This Is How Daft Punk Got Their Name

Daft Punk said goodbye without saying it. The Parisian duo, who were responsible for some of the most celebrated and popular dance songs ever made, broke the news of the end of Daft Punk with an eight-minute video titled "Epilogue" (via YouTube). It was an excerpt from their 2006 avant-garde science fiction film, Electroma, in which two robots, representing Daft Punk's real-life Guy-Manuel de Homem-Christo and Thomas Bangalter, venture into a desert where one gets blown up. An image of two robot hands forming a triangle then flashes on-screen with the time-stamp: 1993-2021. No explanation was given for the cultural gut-punch, but their publicist confirmed: Daft Punk is no more. 
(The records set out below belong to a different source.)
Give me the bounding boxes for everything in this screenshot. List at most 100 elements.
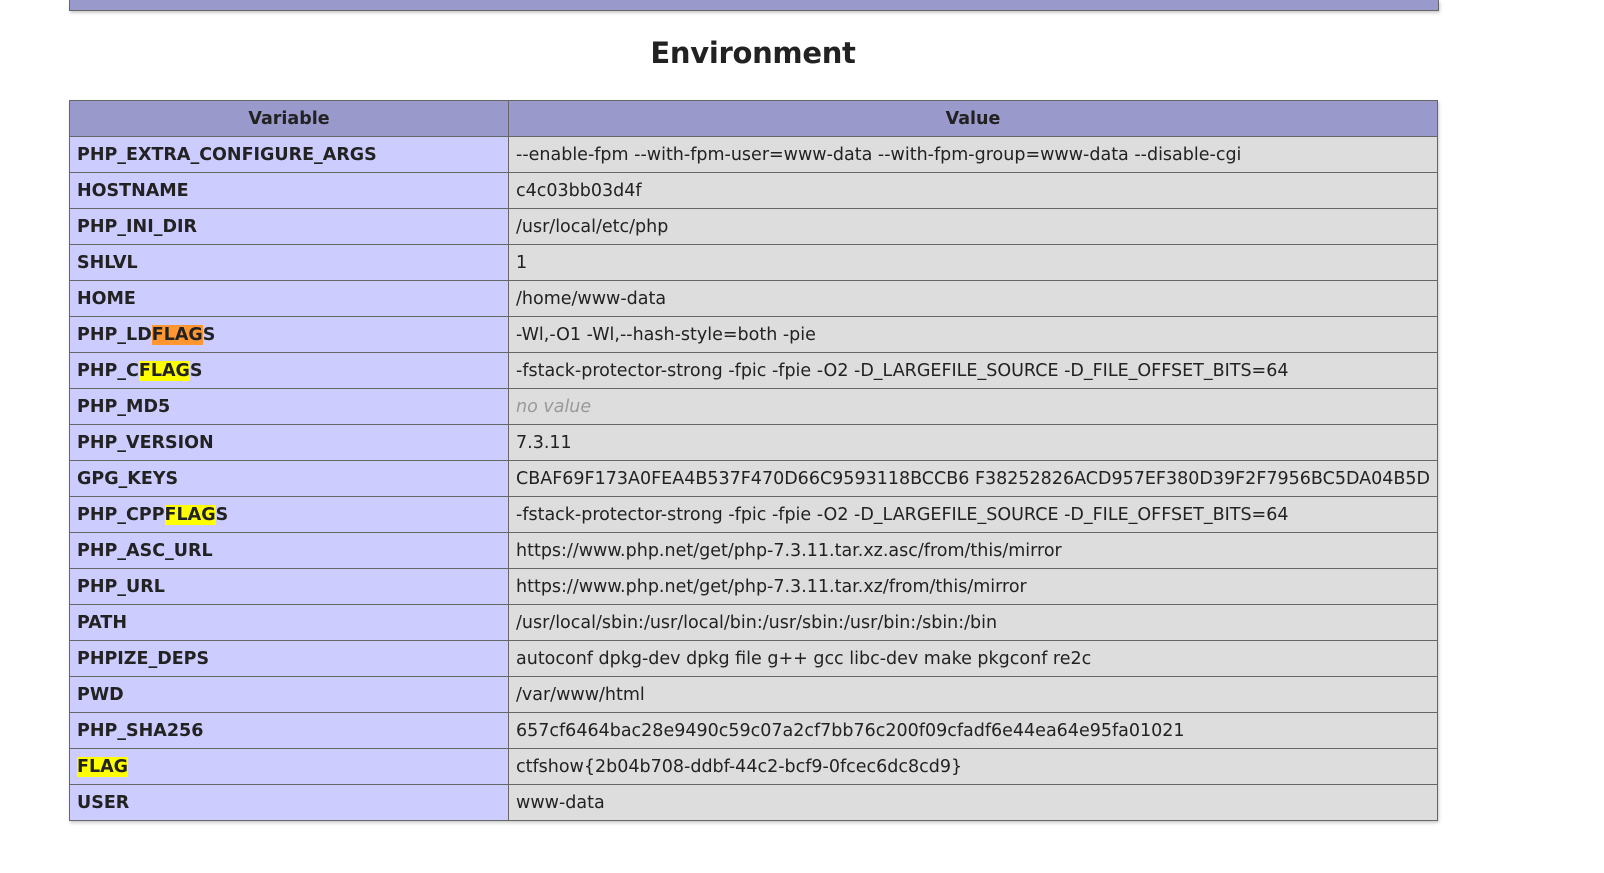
table-row: PHPIZE_DEPS autoconf dpkg-dev dpkg file g… — [69, 640, 1438, 677]
variable-name: PHP_LDFLAGS — [69, 316, 509, 353]
value-text: --enable-fpm --with-fpm-user=www-data --… — [516, 144, 1242, 165]
table-row: PHP_URL https://www.php.net/get/php-7.3.1… — [69, 568, 1438, 605]
variable-value: -fstack-protector-strong -fpic -fpie -O2… — [508, 496, 1438, 533]
value-text: 1 — [516, 252, 528, 273]
value-text: CBAF69F173A0FEA4B537F470D66C9593118BCCB6… — [516, 468, 1430, 489]
value-text: www-data — [516, 792, 605, 813]
variable-value: no value — [508, 388, 1438, 425]
variable-name-text: PHP_LD — [77, 324, 152, 345]
value-text: autoconf dpkg-dev dpkg file g++ gcc libc… — [516, 648, 1092, 669]
value-text: https://www.php.net/get/php-7.3.11.tar.x… — [516, 576, 1027, 597]
table-row: PHP_LDFLAGS -Wl,-O1 -Wl,--hash-style=both… — [69, 316, 1438, 353]
variable-value: autoconf dpkg-dev dpkg file g++ gcc libc… — [508, 640, 1438, 677]
value-text: https://www.php.net/get/php-7.3.11.tar.x… — [516, 540, 1062, 561]
variable-name-text: USER — [77, 792, 130, 813]
table-row: PWD/var/www/html — [69, 676, 1438, 713]
variable-name: GPG_KEYS — [69, 460, 509, 497]
search-highlight: FLAG — [164, 504, 216, 525]
header-variable: Variable — [69, 100, 509, 137]
variable-name: PHP_CPPFLAGS — [69, 496, 509, 533]
table-row: GPG_KEYS CBAF69F173A0FEA4B537F470D66C9593… — [69, 460, 1438, 497]
value-text: -Wl,-O1 -Wl,--hash-style=both -pie — [516, 324, 816, 345]
variable-value: 657cf6464bac28e9490c59c07a2cf7bb76c200f0… — [508, 712, 1438, 749]
table-row: PHP_CFLAGS -fstack-protector-strong -fpic… — [69, 352, 1438, 389]
variable-name: PHP_ASC_URL — [69, 532, 509, 569]
value-text: c4c03bb03d4f — [516, 180, 642, 201]
variable-name: PHP_CFLAGS — [69, 352, 509, 389]
value-text: /usr/local/sbin:/usr/local/bin:/usr/sbin… — [516, 612, 998, 633]
previous-table-bottom — [69, 0, 1439, 11]
table-row: PHP_INI_DIR/usr/local/etc/php — [69, 208, 1438, 245]
variable-value: https://www.php.net/get/php-7.3.11.tar.x… — [508, 532, 1438, 569]
variable-value: -Wl,-O1 -Wl,--hash-style=both -pie — [508, 316, 1438, 353]
variable-name-text: S — [189, 360, 203, 381]
table-row: HOME/home/www-data — [69, 280, 1438, 317]
variable-value: --enable-fpm --with-fpm-user=www-data --… — [508, 136, 1438, 173]
variable-name: PHP_VERSION — [69, 424, 509, 461]
variable-name: PWD — [69, 676, 509, 713]
table-row: PATH/usr/local/sbin:/usr/local/bin:/usr/… — [69, 604, 1438, 641]
variable-name: PHPIZE_DEPS — [69, 640, 509, 677]
variable-name-text: SHLVL — [77, 252, 138, 273]
variable-name: PHP_EXTRA_CONFIGURE_ARGS — [69, 136, 509, 173]
no-value-text: no value — [516, 396, 592, 417]
variable-name: PATH — [69, 604, 509, 641]
variable-name-text: PATH — [77, 612, 127, 633]
table-row: HOSTNAME c4c03bb03d4f — [69, 172, 1438, 209]
search-highlight: FLAG — [151, 324, 203, 345]
value-text: /usr/local/etc/php — [516, 216, 669, 237]
value-text: 657cf6464bac28e9490c59c07a2cf7bb76c200f0… — [516, 720, 1185, 741]
environment-table: Variable Value PHP_EXTRA_CONFIGURE_ARGS -… — [69, 100, 1438, 821]
variable-value: -fstack-protector-strong -fpic -fpie -O2… — [508, 352, 1438, 389]
variable-value: /usr/local/etc/php — [508, 208, 1438, 245]
table-row: FLAG ctfshow{2b04b708-ddbf-44c2-bcf9-0fce… — [69, 748, 1438, 785]
table-row: PHP_VERSION 7.3.11 — [69, 424, 1438, 461]
variable-name: PHP_URL — [69, 568, 509, 605]
value-text: /home/www-data — [516, 288, 667, 309]
value-text: -fstack-protector-strong -fpic -fpie -O2… — [516, 360, 1289, 381]
search-highlight: FLAG — [138, 360, 190, 381]
variable-name-text: S — [215, 504, 229, 525]
value-text: ctfshow{2b04b708-ddbf-44c2-bcf9-0fcec6dc… — [516, 756, 963, 777]
variable-name-text: GPG_KEYS — [77, 468, 179, 489]
variable-value: /usr/local/sbin:/usr/local/bin:/usr/sbin… — [508, 604, 1438, 641]
variable-name-text: HOME — [77, 288, 136, 309]
variable-name-text: PHP_VERSION — [77, 432, 214, 453]
variable-value: c4c03bb03d4f — [508, 172, 1438, 209]
table-row: PHP_SHA256 657cf6464bac28e9490c59c07a2cf7… — [69, 712, 1438, 749]
variable-name: PHP_INI_DIR — [69, 208, 509, 245]
value-text: 7.3.11 — [516, 432, 572, 453]
table-header-row: Variable Value — [69, 100, 1438, 137]
header-value: Value — [508, 100, 1438, 137]
variable-name: PHP_MD5 — [69, 388, 509, 425]
variable-name-text: PWD — [77, 684, 124, 705]
variable-name-text: PHP_C — [77, 360, 139, 381]
variable-name-text: PHP_SHA256 — [77, 720, 204, 741]
variable-value: /var/www/html — [508, 676, 1438, 713]
variable-name: HOSTNAME — [69, 172, 509, 209]
search-highlight: FLAG — [77, 756, 129, 777]
variable-value: CBAF69F173A0FEA4B537F470D66C9593118BCCB6… — [508, 460, 1438, 497]
variable-name: HOME — [69, 280, 509, 317]
table-row: USER www-data — [69, 784, 1438, 821]
variable-name: PHP_SHA256 — [69, 712, 509, 749]
variable-name-text: PHPIZE_DEPS — [77, 648, 210, 669]
value-text: -fstack-protector-strong -fpic -fpie -O2… — [516, 504, 1289, 525]
variable-value: /home/www-data — [508, 280, 1438, 317]
section-title: Environment — [650, 36, 856, 70]
variable-value: 1 — [508, 244, 1438, 281]
variable-value: https://www.php.net/get/php-7.3.11.tar.x… — [508, 568, 1438, 605]
variable-name-text: PHP_INI_DIR — [77, 216, 197, 237]
variable-name-text: PHP_CPP — [77, 504, 165, 525]
table-row: PHP_ASC_URL https://www.php.net/get/php-7… — [69, 532, 1438, 569]
variable-name-text: PHP_MD5 — [77, 396, 171, 417]
variable-name-text: HOSTNAME — [77, 180, 189, 201]
value-text: /var/www/html — [516, 684, 645, 705]
variable-value: ctfshow{2b04b708-ddbf-44c2-bcf9-0fcec6dc… — [508, 748, 1438, 785]
table-row: PHP_MD5 no value — [69, 388, 1438, 425]
variable-value: 7.3.11 — [508, 424, 1438, 461]
variable-name-text: S — [202, 324, 216, 345]
variable-name-text: PHP_ASC_URL — [77, 540, 213, 561]
table-row: SHLVL 1 — [69, 244, 1438, 281]
variable-name: USER — [69, 784, 509, 821]
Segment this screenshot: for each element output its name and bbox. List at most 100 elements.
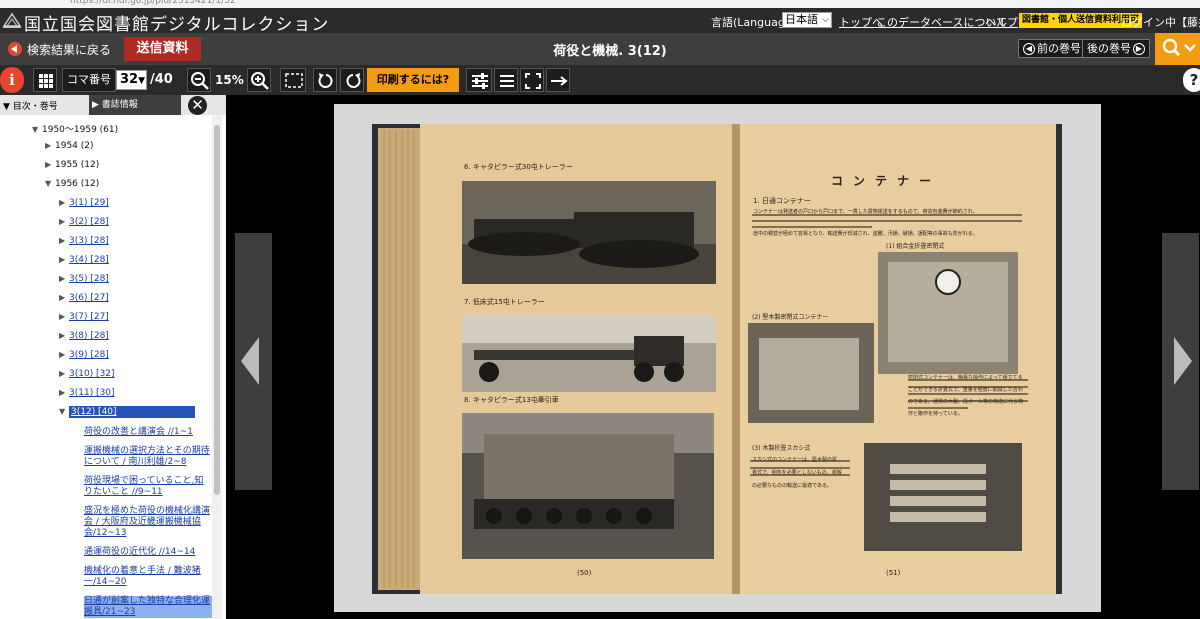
issue-link[interactable]: 3(5) [28]	[69, 274, 109, 284]
tree-node-issue[interactable]: ▶ 3(9) [28]	[59, 350, 109, 360]
site-title[interactable]: 国立国会図書館デジタルコレクション	[24, 10, 329, 35]
caption-trailer-15t: 7. 低床式15屯トレーラー	[464, 298, 545, 306]
issue-link[interactable]: 3(4) [28]	[69, 255, 109, 265]
send-material-button[interactable]: 送信資料	[124, 37, 201, 61]
issue-link[interactable]: 3(2) [28]	[69, 217, 109, 227]
body-text: の必要なものの輸送に最適である。	[752, 483, 832, 489]
article-link[interactable]: 機械化の着意と手法 / 難波猪一/14~20	[84, 566, 212, 588]
figure-caption-2: (2) 堅木製密閉式コンテナー	[752, 314, 829, 321]
back-to-results-button[interactable]: 検索結果に戻る	[8, 41, 111, 57]
caption-tractor-13t: 8. キャタピラー式13屯牽引車	[464, 396, 559, 404]
previous-page-button[interactable]	[235, 233, 272, 490]
search-button[interactable]	[1155, 33, 1200, 65]
issue-link[interactable]: 3(7) [27]	[69, 312, 109, 322]
language-select[interactable]: 日本語 ⌵	[782, 12, 832, 28]
tree-node-1956[interactable]: ▼ 1956 (12)	[45, 179, 99, 189]
collapsed-triangle-icon: ▶	[45, 141, 52, 150]
article-link-selected[interactable]: 日通が創案した独特な合理化運搬具/21~23	[84, 596, 212, 618]
browser-address-bar: https://dl.ndl.go.jp/pid/2513421/1/32	[0, 0, 1200, 8]
article-link[interactable]: 盛況を極めた荷役の機械化講演会 / 大阪府及近畿運搬機械協会/12~13	[84, 506, 212, 539]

Bangalter and de Homem-Christo formed Daft Punk in Paris in 1993, playing an integral role in defining the style of house music known as French touch, as The Guardian notes. In 1997, they released their debut album, Homework, which was soon considered a pillar of the genre, with its monumental singles "Around the World" and "Da Funk." Fans would have to wait until 2001 for the follow-up album, Discovery, which catapulted the duo into global superstars, with singles "One More Time" and "Harder, Better, Faster, Stronger." Daft Punk seared their style into the memory of the public, Rolling Stone notes, as they began making appearances in robot gear, which became their trademark. Later, they released their third album, Human After All, followed by a live LP Alive 2007, and the Tron: Legacy soundtrack.

Daft Punk's name came from a music magazine

One of the keys to Daft Punk's appeal was a sense of mystique in everything they did. From their music, to their videos, to their very appearance, everything was meant to have an element of mystery. "When you know how a magic trick is done, it's so depressing," Bangalter told Pitchfork in 2013. "We focus on the illusion because giving away how it's done instantly shuts down the sense of excitement and innocence." 

One of those mysteries was the very name of the group. Until 2019, that is, when The Telegraph explained how a number of iconic groups got their names — including Daft Punk. When Bangalter and de Homem-Christo first started out with another member, they named themselves "Darlin'" after the title of a Beach Boys song. But a weekly British music magazine changed all that. In a review of the duo's music, Melody Maker described their music as "a daft punky thrash." Darlin' disbanded a short time later, and Bangalter and de Homem-Christo continued on under the name of Daft Punk.